Last week, in Nature, representatives of an industry group, the Alliance for Regenerative Medicine, recommended a wider moratorium that would also include a cessation of such laboratory studies, which it termed “dangerous and ethically unacceptable” (see “Industry Body Calls for Gene-Editing Moratorium”).
But that position was rejected by the authors of the current Science editorial. Instead, they said basic research on germ line engineering should move forward, including efforts to determine “what clinical applications, if any, might in the future be deemed permissible.”
Today’s statement was organized by Jennifer Doudna, a University of California, Berkeley, biologist who codiscovered the CRISPR technology. She confirmed that the group supports using it to edit the DNA of early-stage human embryos if it’s for scientific research.
That recommendation could come as a bombshell to critics of germ line engineering, as well as religious groups. Some believe an ethical “bright line” should separate humanity from the kind of gene-tinkering used on plants, microbes, and animals. If so, what is the point of testing the technology in human embryos?

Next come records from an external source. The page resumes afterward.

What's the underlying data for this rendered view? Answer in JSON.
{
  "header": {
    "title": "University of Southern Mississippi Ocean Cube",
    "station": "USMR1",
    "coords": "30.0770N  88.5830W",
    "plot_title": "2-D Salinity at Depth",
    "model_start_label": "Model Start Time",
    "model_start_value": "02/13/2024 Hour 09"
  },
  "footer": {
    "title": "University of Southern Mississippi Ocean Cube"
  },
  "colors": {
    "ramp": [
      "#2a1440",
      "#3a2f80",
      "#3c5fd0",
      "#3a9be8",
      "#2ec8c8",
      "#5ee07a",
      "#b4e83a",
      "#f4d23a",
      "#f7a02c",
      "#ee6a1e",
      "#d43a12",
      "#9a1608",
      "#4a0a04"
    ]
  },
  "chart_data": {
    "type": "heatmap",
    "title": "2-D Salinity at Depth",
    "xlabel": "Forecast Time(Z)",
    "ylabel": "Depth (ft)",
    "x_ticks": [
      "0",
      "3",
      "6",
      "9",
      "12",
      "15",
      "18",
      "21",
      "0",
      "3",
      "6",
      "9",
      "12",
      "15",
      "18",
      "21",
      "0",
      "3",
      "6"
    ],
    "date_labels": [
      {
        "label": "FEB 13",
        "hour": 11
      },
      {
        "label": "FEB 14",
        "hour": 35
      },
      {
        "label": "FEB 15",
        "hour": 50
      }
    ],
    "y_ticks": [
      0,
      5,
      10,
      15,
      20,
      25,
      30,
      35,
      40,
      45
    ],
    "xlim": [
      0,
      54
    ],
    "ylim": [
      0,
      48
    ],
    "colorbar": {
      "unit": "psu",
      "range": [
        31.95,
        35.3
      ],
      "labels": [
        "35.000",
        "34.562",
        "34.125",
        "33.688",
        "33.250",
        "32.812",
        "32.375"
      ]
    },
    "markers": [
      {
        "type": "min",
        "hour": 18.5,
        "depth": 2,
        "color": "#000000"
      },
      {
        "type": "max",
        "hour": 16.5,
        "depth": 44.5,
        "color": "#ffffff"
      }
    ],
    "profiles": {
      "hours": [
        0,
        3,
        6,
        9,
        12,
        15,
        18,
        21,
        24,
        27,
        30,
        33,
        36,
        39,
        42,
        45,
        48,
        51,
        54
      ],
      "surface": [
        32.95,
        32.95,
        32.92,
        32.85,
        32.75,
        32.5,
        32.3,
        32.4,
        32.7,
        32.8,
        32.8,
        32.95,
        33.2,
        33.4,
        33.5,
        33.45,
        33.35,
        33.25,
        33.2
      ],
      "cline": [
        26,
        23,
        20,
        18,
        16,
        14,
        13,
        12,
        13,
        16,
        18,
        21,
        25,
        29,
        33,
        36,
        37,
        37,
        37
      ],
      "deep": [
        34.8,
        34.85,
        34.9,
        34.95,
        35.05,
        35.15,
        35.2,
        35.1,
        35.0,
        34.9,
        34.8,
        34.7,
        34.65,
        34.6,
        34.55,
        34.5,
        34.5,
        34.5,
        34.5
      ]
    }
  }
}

But some authors of the Science editorial believe basic research must be given a free hand. “Science should not be impeded in its earliest stages by concerns that improvements in, and validations of, certain parts of the technology are opening the door to eugenics,” says Paul Berg, a professor emeritus at Stanford’s medical school, who also signed the letter. Berg said he supported research aimed at “perfecting the technology in preparation for the time when society could sanction germ line modification in medicine.”
A growing industry has already sprung up around gene editing, which is being applied to lab animals and farm species, and is being contemplated as a way to treat adults with diseases like muscular dystrophy or HIV infection. Such treatments of sick individuals are known as somatic gene therapy, and were not the subject of the current editorial, or the call for a moratorium.
Theoretically, germ line editing could correct genes that lead to lethal diseases before birth. For instance, if a person had Huntington’s disease, caused by a single faulty gene, CRISPR could be used to eliminate the mutation from that person’s children.
One biotechnology company, OvaScience of Cambridge, Massachusetts, has invested more than $2 million dollars investigating whether gene-editing could be used in IVF procedures. OvaScience did not respond to a request for comment.
While correcting inherited disease genes could prove medically useful, the authors of the Science editorial said much remained unknown. “Even this seemingly straightforward scenario raises serious concerns,” they said of editing disease genes back to their healthy form. That is because scientists are unable to predict all the consequences of changing DNA letters in a person, especially if multiple genes were corrected at once.
“You would be making changes in generations to come, in ways that are very hard to predict,” says Baltimore.
In their editorial, the researchers call for high-level technical forums to discuss CRISPR, as well as convening a “globally representative” group of government agencies, ethics experts, and scientists to recommend policies. In the meantime, they say, scientists must refrain from actually producing genetically engineered babies, even though the opportunity to do so now exists.
“Scientists should avoid even attempting, in lax jurisdictions, germline genome modification for clinical applications in humans,” they write.